Open Policy-Making: Lobbying and Open Regulations
ARCHIVAL – For Historical Reference
What this is about:
On Friday 20 September 2018 members of the OGP Support Unit held a public consultation session on how we should approach the State of Open Government Report. (For more background and justification, please see here.) For this session, we wanted to find out what the state-of-the-art was on citizen-centered policymaking. We presented our preliminary ideas on how we would deal with this and approach to Open-Policy Making and asked for feedback on the best way to frame this topic, what is missing, and if there are other stakeholders we should talk to.
The purpose of this page is to provide a public space for written feedback for those of you who couldn’t attend the consultation or who would like to make your points in writing. You can provide comments on the original framing, on the data being used for benchmarking and can suggest case studies to be featured.
What we heard from you:
- Framing: One speaker suggested combining Open Policy making under a broader agenda. In addition to the current approach, OGP should look for minimum requirements on meeting disclosure.
- New research: A colleague from European Center for International Law (ECNL) helpfully explained that OGP as both a pro-civic space organization and an anti-corruption organization should deal with the possible conflicts between lobbying and other human rights. They referred us to the recent research by the Sheila McKetchnie Foundation.
- The consequence of legal definitions: One topic which came up was the difference between “advocacy” and “lobbying.” Some countries define lobbying very narrowly, with countries like Chile or the US limiting the definition to include only discussion of particular legislation or candidates. Others define it widely. CSOs also define it differently, with one being “in the public interest” vs. “the private interest.” Of course, this is an equally sticky set of terms to define. Our colleagues at ECNL said that they are working on a paper which will begin to unpack some of the definitions for these terms. The paper is due later this year.
- Foreign agents rules: Another colleague shared with us the recent changes to NGO law in Pakistan which are modeled on the United States Foreign Agents Registration Act, but which introduce much more restrictive definitions of “agents” and a structure of permissions on funding and activities for CSOs. This article was helpful in differentiating between two superficially similar laws with significantly different implementation regimes.
- Request for cases: Most of the data and case studies on lobbying are from OECD countries. While there is more work on regulatory openness from around the world (rulemaking.worldbank.org) there is less so from non-OECD countries.
- Active case I: The UK case on lobbying is being very closely watched. There is concern on both the side of those in favor of the anti-corruption elements it might bring, but there is also significant concern over the chilling effect it might have on civil society organizations who want to contact policy-makers. Specifically, it dissuaded some organizations from doing policy work and created reporting requirements for some organizations that did not consider themselves lobbying organizations.
- Active case II: Representatives from the government of Paraguay shared their cases. There are currently three versions of the bill in the Congress, the most recent of which has been supported by the business chamber, the industrial union of Paraguay and international support.
How we plan in address/incorporate this feedback:
- It seems like we should become more closely familiar with the UK law. It seems to have drawn up a great deal of controversy within Europe. Perhaps there are some generalizable design principles or tradeoffs which our report can help articulate.

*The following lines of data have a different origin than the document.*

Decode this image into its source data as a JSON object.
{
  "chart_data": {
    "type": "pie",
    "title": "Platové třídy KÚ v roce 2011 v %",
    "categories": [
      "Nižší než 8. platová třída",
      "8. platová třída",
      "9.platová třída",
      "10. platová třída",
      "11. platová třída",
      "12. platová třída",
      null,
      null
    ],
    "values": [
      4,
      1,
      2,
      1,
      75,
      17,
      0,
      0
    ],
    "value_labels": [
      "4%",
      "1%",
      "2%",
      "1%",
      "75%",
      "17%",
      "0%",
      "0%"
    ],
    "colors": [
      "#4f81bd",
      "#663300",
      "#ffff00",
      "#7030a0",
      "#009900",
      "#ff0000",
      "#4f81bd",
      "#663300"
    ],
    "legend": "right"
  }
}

- In that sense, we will need to explore this topic a bit more. We need to balance the “right to participate” with the control of corruption and undue influence. OGP can play a unique role in bringing these communities together to discuss the specific trade-offs and concerns around these issues in the coming year.
- We need to find more non-OECD cases to discuss.
- Who we should talk to: Alter-EU, a group working on the governance of the European Union, Sheila McKetchnie Foundation, and members of the European Union working to advance and revise their internal rules.
Where to next?
- Next, we will update our approach and framing. (What’s currently in the “Thematic Strawmen” document listed above.)
- We welcome your feedback below (in the public comment box) or to our email at email@example.com. We are going to close comments on Wednesday, 31 October. If you would like to talk to us again, please reach out (at the same email) to schedule a phone call.
- For some areas that we still need research, we are going to commission research by partners to help inform the final report.
Thank you to everyone who participated in the consultations during the live sessions and in writing!